Autobahn-Hirsch Rehné verursacht monatlich hunderte Notrufe bei der Polizei
Die Autobahn 7 bei Soltau in Niedersachsen, genau auf halber Strecke zwischen Hamburg und Hannover gelegen, präsentiert sich normalerweise als unkomplizierte Verkehrsader: ländliche Umgebung, keine Tempobegrenzung, keine Baustellen und kaum Stau. Doch seit über zwei Jahren sorgt ein ungewöhnlicher Bewohner für regelmäßige Aufregung unter den Autofahrern. Ein friedlich grasender Hirsch, von der Polizei liebevoll Rehné getauft, löst jeden Monat mehrere hundert Notrufe aus, wenn besorgte Verkehrsteilnehmer ihn am Straßenrand entdecken.

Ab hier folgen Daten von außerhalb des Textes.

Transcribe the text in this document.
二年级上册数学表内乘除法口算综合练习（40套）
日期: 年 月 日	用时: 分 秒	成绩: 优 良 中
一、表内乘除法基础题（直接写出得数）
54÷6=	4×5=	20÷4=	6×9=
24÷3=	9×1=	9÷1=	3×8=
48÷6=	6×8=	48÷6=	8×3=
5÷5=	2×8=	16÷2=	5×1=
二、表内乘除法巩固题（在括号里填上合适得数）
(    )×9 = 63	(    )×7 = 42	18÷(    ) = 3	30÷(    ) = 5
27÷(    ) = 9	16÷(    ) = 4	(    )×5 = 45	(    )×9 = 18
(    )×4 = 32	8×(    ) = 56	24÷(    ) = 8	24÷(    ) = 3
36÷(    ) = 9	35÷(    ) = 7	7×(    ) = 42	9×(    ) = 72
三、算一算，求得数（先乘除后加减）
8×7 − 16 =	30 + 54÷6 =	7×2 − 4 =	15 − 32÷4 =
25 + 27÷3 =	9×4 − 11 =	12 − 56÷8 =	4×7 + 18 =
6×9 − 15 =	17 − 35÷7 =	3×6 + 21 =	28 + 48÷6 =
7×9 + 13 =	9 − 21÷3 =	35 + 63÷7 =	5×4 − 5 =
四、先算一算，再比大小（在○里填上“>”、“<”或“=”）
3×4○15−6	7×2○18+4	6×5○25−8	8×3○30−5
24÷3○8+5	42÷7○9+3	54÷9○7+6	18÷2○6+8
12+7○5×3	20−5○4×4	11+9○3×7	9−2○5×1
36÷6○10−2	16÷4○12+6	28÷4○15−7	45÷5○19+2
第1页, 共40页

Der ungewöhnliche Autobahnbewohner und seine Gewohnheiten
Das Tier hat sich eine Wiese direkt an der Ausfahrt Soltau-Süd in Richtung Hannover als sein Revier auserkoren. Bei sonnigem Wetter liegt Rehné häufig auf dem Rasenstreifen unmittelbar neben der vielbefahrenen Autobahn. Obwohl kein Zaun zwischen ihm und dem vorbeirauschenden Verkehr steht, lässt sich der Hirsch von den Autos nicht stören. Dennoch fürchten viele Autofahrer, dass das Wildtier unvermittelt auf die Fahrbahn laufen könnte, und wählen deshalb den Notruf.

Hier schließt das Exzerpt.